Strang on The Declaration and Constitutional Interpretation

Lee J. Strang, University of Toledo College of Law, has posted The Declaration of Independence: No Special Role In Constitutional Interpretation, which appeared in the Harvard Journal of Law and Public Policy 42 (2018): 43-58:
The Declaration of Independence is a beautifully written document; it is a potent symbol of our nation’s birth and founding principles; but it does not and should not play a unique role in constitutional interpretation. Instead, the Declaration is one source, among many, of the Constitution’s original meaning. I make three arguments to support this thesis.

First and theoretically, I argue that mainline originalist theory has no analytical space within it for the Declaration to play a special role in constitutional interpretation. To illustrate this, I describe the most prominent conception of originalism—public meaning originalism.

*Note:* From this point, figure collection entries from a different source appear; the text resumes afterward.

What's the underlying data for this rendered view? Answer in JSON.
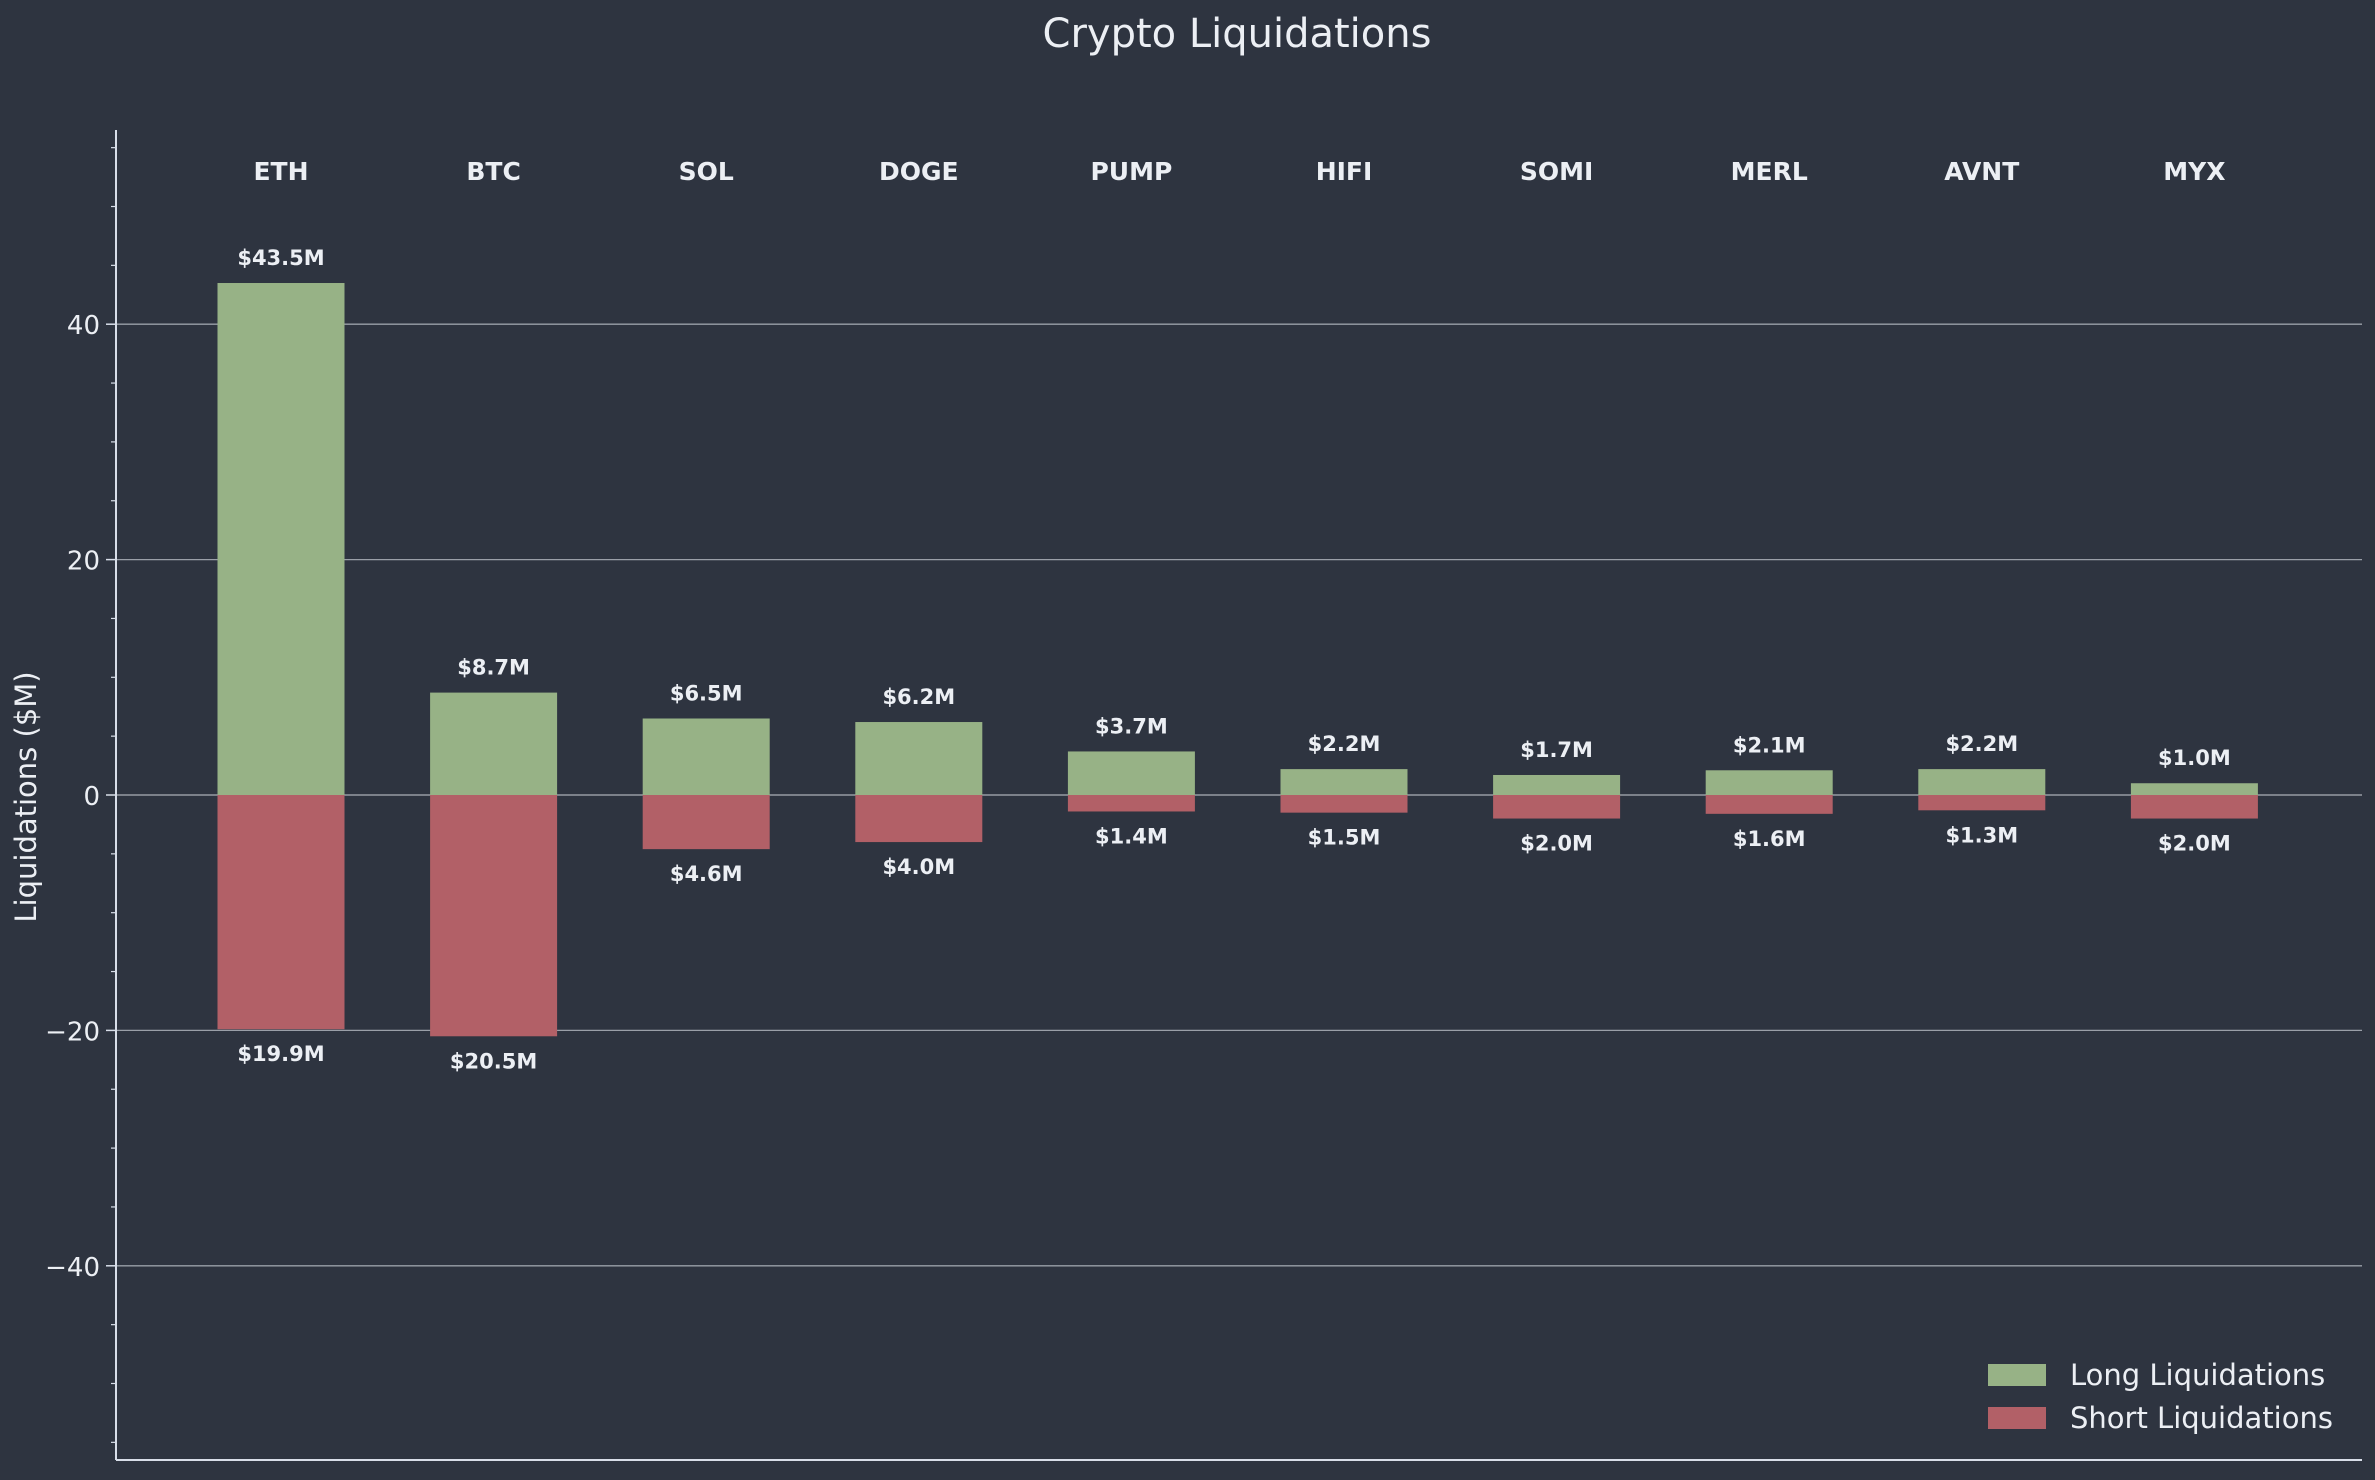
{
  "chart_data": {
    "type": "bar",
    "title": "Crypto Liquidations",
    "xlabel": "",
    "ylabel": "Liquidations ($M)",
    "ylim": [
      -56.5,
      56.5
    ],
    "yticks": [
      -40,
      -20,
      0,
      20,
      40
    ],
    "ytick_labels": [
      "−40",
      "−20",
      "0",
      "20",
      "40"
    ],
    "grid": true,
    "legend_position": "bottom-right",
    "categories": [
      "ETH",
      "BTC",
      "SOL",
      "DOGE",
      "PUMP",
      "HIFI",
      "SOMI",
      "MERL",
      "AVNT",
      "MYX"
    ],
    "series": [
      {
        "name": "Long Liquidations",
        "color": "#97b286",
        "values": [
          43.5,
          8.7,
          6.5,
          6.2,
          3.7,
          2.2,
          1.7,
          2.1,
          2.2,
          1.0
        ],
        "labels": [
          "$43.5M",
          "$8.7M",
          "$6.5M",
          "$6.2M",
          "$3.7M",
          "$2.2M",
          "$1.7M",
          "$2.1M",
          "$2.2M",
          "$1.0M"
        ]
      },
      {
        "name": "Short Liquidations",
        "color": "#b26067",
        "values": [
          -19.9,
          -20.5,
          -4.6,
          -4.0,
          -1.4,
          -1.5,
          -2.0,
          -1.6,
          -1.3,
          -2.0
        ],
        "labels": [
          "$19.9M",
          "$20.5M",
          "$4.6M",
          "$4.0M",
          "$1.4M",
          "$1.5M",
          "$2.0M",
          "$1.6M",
          "$1.3M",
          "$2.0M"
        ]
      }
    ],
    "colors": {
      "background": "#2e3440",
      "text": "#eceff4",
      "grid": "#9a9fa8",
      "axis": "#d8dee9"
    }
  }
}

Then, I show that public meaning originalism’s process to ascertain the Constitution’s original meaning treats the Declaration as one source of original meaning, and that its importance as a source therefore depends on the empirical-historical question of whether the original meaning in fact did privilege it.

This leads me to my second main argument, based on history. I make three moves to show that the Declaration did not play a unique interpretive role. First, I describe how the Framers and Ratifiers did not use the Declaration as the unique interpretive key to constitutional interpretation. Second, I show that, because the Declaration was inconsistent with the Constitution’s text, it cannot be the interpretive key to the Constitution. Third, I explain that it was only after the Founding, during times of moral crisis, that Americans in various social movements turned to the Declaration to support their out-of-the-mainstream constitutional interpretations. This phenomenon shows that appeals to the Declaration are motived by a desire for political and social change extrinsic to the Constitution.

Third and jurisprudentially, I show that our current constitutional practice does not recognize the Declaration as playing a unique role in constitutional interpretation. I focus on the Constitution’s text, current legal practice, and Supreme Court practice.